O que o governo exige do TikTok
O ofício vai além da retirada pontual de vídeos. O Ministério da Justiça cobra que a plataforma detalhe as medidas técnicas e organizacionais adotadas para detectar e remover conteúdo misógino de forma proativa — sem aguardar solicitação externa, como a que a Polícia Federal já havia feito.
Entre as exigências, o governo quer saber se o TikTok possui sistemas automatizados de moderação e análise de trends emergentes com potencial conteúdo ilícito. Também questiona se os mecanismos de recomendação — o feed algorítmico — e os recursos de impulsionamento foram auditados quanto ao risco de amplificar material misógino.
Por fim, o Ministério pede dados sobre a monetização dos conteúdos removidos: se houve patrocínio, anúncios ou qualquer forma de remuneração pelo alcance dos vídeos enquanto ainda estavam no ar.
A ação da pasta se soma à ofensiva da Polícia Federal, que já havia aberto inquérito e derrubado perfis ligados à trend antes do envio do ofício ao TikTok.

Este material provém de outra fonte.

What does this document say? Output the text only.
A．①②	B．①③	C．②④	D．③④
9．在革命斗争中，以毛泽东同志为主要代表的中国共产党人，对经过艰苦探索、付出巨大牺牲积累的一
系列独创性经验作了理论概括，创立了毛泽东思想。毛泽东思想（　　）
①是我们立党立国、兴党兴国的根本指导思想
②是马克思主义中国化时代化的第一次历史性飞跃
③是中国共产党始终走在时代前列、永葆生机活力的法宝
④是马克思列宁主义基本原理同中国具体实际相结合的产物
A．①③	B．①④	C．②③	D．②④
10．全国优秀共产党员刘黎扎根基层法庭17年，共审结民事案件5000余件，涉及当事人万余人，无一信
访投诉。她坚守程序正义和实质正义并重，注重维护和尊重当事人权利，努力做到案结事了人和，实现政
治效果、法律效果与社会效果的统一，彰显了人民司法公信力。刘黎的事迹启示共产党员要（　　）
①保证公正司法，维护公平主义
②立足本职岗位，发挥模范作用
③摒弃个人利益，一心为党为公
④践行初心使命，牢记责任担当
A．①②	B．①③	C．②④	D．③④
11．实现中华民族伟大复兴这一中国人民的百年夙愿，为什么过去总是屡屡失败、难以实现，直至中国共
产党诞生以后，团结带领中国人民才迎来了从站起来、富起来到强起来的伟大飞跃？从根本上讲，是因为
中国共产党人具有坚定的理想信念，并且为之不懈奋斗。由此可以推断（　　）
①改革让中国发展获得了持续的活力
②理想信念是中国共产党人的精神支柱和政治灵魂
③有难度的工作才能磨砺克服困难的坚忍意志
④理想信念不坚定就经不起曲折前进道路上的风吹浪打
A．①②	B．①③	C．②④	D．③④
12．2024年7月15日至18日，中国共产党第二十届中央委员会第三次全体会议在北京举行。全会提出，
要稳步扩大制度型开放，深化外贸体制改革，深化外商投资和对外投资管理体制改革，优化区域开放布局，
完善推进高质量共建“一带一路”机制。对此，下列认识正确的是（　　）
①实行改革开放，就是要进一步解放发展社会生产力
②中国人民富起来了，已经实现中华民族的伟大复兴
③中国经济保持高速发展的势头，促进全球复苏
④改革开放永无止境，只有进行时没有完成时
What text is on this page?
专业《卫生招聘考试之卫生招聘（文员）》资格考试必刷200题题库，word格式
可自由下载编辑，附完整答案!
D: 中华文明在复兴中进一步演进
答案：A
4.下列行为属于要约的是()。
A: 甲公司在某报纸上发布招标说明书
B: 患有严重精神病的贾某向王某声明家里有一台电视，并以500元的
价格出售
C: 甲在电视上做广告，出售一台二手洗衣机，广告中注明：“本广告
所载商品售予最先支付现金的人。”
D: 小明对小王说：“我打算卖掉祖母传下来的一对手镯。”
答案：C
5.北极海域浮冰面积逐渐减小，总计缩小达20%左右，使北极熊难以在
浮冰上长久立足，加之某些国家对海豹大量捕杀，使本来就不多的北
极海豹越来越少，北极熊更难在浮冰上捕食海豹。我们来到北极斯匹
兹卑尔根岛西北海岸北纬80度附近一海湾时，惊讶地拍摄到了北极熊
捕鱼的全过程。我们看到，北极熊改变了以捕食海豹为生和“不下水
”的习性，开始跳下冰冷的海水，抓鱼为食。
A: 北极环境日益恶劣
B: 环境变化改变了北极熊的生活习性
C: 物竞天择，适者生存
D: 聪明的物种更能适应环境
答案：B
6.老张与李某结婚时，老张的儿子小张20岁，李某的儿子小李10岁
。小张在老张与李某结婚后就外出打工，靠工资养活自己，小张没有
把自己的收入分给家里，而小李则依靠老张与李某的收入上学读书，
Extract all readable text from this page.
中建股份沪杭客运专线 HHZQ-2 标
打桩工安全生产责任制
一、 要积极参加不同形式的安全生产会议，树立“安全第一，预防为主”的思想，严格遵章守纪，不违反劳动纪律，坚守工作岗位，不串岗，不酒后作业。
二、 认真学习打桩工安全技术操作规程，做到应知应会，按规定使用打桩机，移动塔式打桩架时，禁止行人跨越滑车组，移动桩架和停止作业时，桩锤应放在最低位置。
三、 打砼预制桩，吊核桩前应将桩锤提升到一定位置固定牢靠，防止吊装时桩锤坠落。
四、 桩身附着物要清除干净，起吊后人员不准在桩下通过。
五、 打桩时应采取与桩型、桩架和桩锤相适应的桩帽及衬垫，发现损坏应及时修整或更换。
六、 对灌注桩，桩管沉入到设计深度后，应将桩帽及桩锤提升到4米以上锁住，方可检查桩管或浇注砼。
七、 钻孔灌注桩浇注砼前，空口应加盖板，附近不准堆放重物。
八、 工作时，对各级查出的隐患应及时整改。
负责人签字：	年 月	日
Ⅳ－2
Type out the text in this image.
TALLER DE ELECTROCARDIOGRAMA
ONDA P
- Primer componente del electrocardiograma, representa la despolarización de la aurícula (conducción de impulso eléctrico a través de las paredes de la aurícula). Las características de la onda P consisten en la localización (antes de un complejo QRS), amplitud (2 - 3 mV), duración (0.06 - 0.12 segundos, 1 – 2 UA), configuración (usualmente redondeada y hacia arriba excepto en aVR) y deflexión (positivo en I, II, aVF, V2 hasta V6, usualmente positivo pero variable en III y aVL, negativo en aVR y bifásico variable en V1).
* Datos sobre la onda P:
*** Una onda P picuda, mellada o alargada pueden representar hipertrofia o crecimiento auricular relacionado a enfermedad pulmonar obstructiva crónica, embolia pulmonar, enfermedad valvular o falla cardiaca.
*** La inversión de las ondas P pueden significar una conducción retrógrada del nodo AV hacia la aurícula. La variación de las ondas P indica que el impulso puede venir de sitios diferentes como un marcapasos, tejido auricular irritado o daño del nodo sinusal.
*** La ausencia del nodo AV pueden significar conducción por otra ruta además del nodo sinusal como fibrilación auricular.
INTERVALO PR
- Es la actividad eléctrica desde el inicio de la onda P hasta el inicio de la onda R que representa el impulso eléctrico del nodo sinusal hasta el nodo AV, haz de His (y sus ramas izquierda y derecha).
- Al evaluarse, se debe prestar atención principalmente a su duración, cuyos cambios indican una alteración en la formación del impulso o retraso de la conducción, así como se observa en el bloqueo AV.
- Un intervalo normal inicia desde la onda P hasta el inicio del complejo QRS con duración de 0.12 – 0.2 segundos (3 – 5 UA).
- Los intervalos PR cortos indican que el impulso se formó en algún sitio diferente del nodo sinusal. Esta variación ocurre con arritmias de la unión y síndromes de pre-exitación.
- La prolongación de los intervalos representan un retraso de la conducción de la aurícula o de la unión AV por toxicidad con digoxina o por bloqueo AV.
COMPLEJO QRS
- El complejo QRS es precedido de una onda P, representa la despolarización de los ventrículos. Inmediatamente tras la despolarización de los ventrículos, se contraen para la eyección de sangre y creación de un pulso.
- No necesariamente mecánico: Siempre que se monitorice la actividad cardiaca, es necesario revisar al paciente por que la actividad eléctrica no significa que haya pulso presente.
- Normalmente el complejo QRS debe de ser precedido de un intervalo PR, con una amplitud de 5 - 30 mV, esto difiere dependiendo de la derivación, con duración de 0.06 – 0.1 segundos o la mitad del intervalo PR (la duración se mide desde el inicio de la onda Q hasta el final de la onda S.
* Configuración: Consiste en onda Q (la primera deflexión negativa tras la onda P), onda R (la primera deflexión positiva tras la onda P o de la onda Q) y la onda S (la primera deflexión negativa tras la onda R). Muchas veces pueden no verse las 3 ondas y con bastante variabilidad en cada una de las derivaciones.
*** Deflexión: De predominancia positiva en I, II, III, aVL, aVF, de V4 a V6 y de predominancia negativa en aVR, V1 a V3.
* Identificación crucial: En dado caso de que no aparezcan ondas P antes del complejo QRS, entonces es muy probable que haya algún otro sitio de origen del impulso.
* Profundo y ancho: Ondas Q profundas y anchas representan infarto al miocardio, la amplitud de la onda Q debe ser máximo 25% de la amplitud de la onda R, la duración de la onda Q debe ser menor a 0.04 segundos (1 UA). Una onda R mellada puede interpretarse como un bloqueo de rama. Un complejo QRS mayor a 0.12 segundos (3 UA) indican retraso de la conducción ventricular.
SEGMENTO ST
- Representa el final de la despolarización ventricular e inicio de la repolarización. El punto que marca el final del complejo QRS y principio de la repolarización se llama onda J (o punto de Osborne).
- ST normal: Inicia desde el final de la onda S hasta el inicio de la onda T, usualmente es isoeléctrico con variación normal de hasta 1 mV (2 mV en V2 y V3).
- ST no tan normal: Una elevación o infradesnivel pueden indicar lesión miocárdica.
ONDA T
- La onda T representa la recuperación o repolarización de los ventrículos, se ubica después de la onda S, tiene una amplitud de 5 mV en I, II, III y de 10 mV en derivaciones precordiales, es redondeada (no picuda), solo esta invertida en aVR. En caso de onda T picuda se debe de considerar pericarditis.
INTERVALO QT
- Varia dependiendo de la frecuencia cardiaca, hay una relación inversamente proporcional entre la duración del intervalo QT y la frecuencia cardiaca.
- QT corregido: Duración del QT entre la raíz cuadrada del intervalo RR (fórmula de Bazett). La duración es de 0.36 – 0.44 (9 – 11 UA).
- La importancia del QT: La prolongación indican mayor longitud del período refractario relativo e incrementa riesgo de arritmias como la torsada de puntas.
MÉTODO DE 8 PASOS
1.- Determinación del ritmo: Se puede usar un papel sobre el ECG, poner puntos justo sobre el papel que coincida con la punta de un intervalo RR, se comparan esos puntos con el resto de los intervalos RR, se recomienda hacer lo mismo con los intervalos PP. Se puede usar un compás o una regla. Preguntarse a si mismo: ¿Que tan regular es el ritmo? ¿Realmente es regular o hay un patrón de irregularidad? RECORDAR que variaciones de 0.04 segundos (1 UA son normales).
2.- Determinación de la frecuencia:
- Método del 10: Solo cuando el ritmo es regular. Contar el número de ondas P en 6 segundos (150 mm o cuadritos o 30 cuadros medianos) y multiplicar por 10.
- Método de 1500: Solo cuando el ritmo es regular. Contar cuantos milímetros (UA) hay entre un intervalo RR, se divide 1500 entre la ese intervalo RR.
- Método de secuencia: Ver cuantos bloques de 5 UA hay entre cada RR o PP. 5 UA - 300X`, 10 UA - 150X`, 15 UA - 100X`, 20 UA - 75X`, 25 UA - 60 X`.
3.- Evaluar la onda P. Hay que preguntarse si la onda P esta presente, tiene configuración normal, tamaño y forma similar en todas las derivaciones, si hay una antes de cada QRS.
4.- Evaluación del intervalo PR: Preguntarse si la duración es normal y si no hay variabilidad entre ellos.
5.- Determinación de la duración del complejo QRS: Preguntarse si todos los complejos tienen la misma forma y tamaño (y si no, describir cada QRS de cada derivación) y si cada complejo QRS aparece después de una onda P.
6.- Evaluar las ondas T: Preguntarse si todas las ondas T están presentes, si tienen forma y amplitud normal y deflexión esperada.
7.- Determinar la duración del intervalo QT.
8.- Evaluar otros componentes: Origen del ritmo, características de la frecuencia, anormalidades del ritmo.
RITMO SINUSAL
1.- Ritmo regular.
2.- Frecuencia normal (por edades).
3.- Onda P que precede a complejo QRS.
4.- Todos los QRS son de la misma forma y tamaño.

Trend em um país com recorde de feminicídios
A pressão institucional ocorre em um cenário grave: o Brasil registrou 1.470 feminicídios em 2025 — uma média de quatro mulheres assassinadas por dia. O número supera os 1.464 casos de 2024, que até então era o maior patamar da série histórica, segundo dados do próprio Ministério da Justiça.
A trend ganhou força no Brasil no final de 2025 — e pesquisadores apontam que o próprio algoritmo das plataformas favorece a amplificação desse tipo de conteúdo misógino. Os registros mais antigos, porém, datam de 2023. Uma análise de 20 vídeos identificou perfis com 883 até 177 mil seguidores e mais de 175 mil interações acumuladas na plataforma.
No mesmo dia em que o ofício foi enviado ao TikTok, a Comissão de Segurança Pública da Câmara aprovou requerimento pedindo à PGR que avalie abrir investigação criminal contra os autores dos vídeos — ampliando o cerco institucional em torno da trend.